Prevention of post ERCP pancreatitis:An overview

Authors Georgia. Lazaraki, P. Katsinelos.


Therapeutic ERCP has become an accepted interventional
method for both biliary and pancreatic diseases despite complications.
Post-ERCP pancreatitis, a complication associated
to the technique and the endoscopist's skills, remains a burning
issue since it has been reported to occur in 2-9% in unselected
prospective series, and up to 30% in some series due
to diverse definitions of post-ERCP pancreatitis and different
methods of data collection. The severity of post-ERCP pancreatitis
can range from a minor inconvenience, to a devastating
illness (0.3% to 0.6% in prospective series) with pancreatic
necrosis, multiorgan failure, permanent disability, and even
death. Patient-related risk factors (i.e. patient indication selection,
young age, sphincter of Oddi dysfunction, female sex, previous
pancreatitis, potentially pancreatotoxic drugs, anatomic
variations) and endoscopy-related factors (precut sphincterotomy,
injection of contrast media into the pancreatic duct, difficulty
of cannulation), have all been reported to increase the
risk of developing post-ERCP pancreatitis. Pharmacological
agents, such as nifedipine, glucagon, calcitonin, n-acetylcysteine,
allopurinol, corticosteroids, low-molecular weight heparin,
gabexate, somatostatin and its analogues, have been proposed
with the indication of avoiding post-ERCP pancreatitis.
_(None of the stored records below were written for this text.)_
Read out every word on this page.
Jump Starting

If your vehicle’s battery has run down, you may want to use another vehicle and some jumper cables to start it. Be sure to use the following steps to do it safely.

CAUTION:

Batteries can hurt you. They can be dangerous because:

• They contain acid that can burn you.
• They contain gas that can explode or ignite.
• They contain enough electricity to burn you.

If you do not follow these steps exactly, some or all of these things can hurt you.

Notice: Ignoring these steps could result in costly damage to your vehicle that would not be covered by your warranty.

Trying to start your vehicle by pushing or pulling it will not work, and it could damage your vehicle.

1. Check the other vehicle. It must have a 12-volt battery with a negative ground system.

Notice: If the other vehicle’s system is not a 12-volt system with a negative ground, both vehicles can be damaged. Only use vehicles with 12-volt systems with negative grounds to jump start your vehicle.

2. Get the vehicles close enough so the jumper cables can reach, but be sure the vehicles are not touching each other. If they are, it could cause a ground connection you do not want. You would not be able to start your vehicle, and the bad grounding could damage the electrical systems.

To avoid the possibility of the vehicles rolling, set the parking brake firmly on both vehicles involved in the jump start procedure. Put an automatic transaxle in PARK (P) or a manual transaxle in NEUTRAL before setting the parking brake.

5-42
Novelties in cannulation techniques and improved equipment,
along with specific endoscopic interventions, as prophylactic
pancreatic stent placement, have also been proposed to effectively
reduce the risk. This review provides an evidence- based
assessment of published data on prevention of post-ERCP pancreatitis
and current suggestions for its avoidance.